Bio
Dr. Ken Maclean is a Professor of Pediatrics at the University of Colorado School of Medicine and holds the Ehst-Hummel-Kaufman Family Endowed chair in Inherited Metabolic Disease. Dr Maclean gained his undergraduate degree and PhD at the University of Greenwich in London, UK. This was followed by an EMBO post-doctoral fellowship at the Hungarian Academy of Sciences in Szeged, Hungary and a further post-doctoral fellowship at the Royal London-St Bartholomew’s Hospital trust in the UK.
In 1998, Dr Maclean came to Colorado to work on the transcriptional and post-translational regulation of cystathionine beta-synthase (CBS) in the laboratory of Dr Jan Kraus.
Since establishing his own laboratory in 2002, Dr Maclean’s work has centered on using transgenic and knockout/in mouse models to investigate the pathobiology of CBS deficient homocystinuria (HCU), homocysteine remethylation defects, Down Syndrome, propionic acidemia and non-ketotic hyperglycinemia.

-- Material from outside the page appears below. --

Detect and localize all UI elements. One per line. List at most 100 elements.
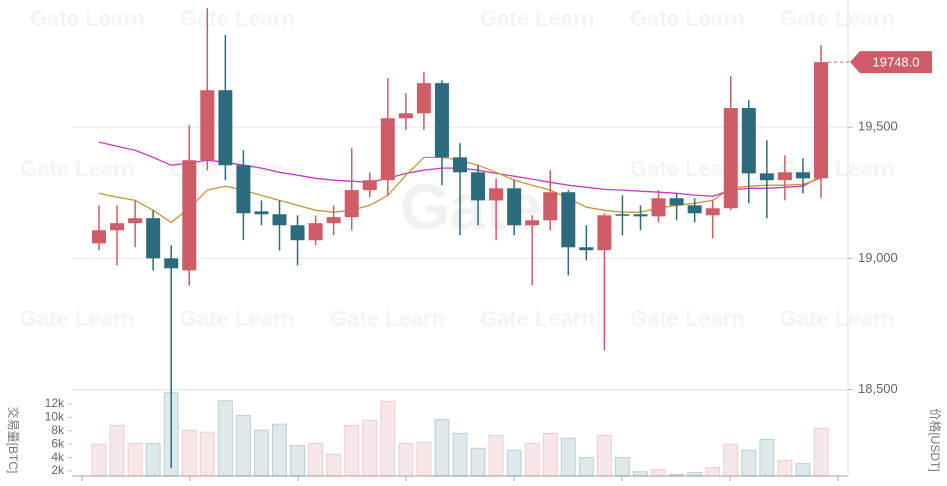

The Maclean laboratory uses transcriptomic, metabolomic, proteomic and behavioral approaches combined with a range of biochemical and molecular strategies to understand the biological mechanisms that result in the clinical sequelae found in these diseases with a view towards developing improved treatments. Dr Maclean recently co-directed an FDA funded multi-site clinical trial of the use of taurine as a novel treatment for HCU. This treatment resulted in significant improvement in HCU patient endothelial function and constitutes the first advance in treatment for this disease in over 50 years. Dr Maclean is currently working on four different strategies to improve clinical outcome in HCU with one of them, expected to go into clinical trials in late 2024.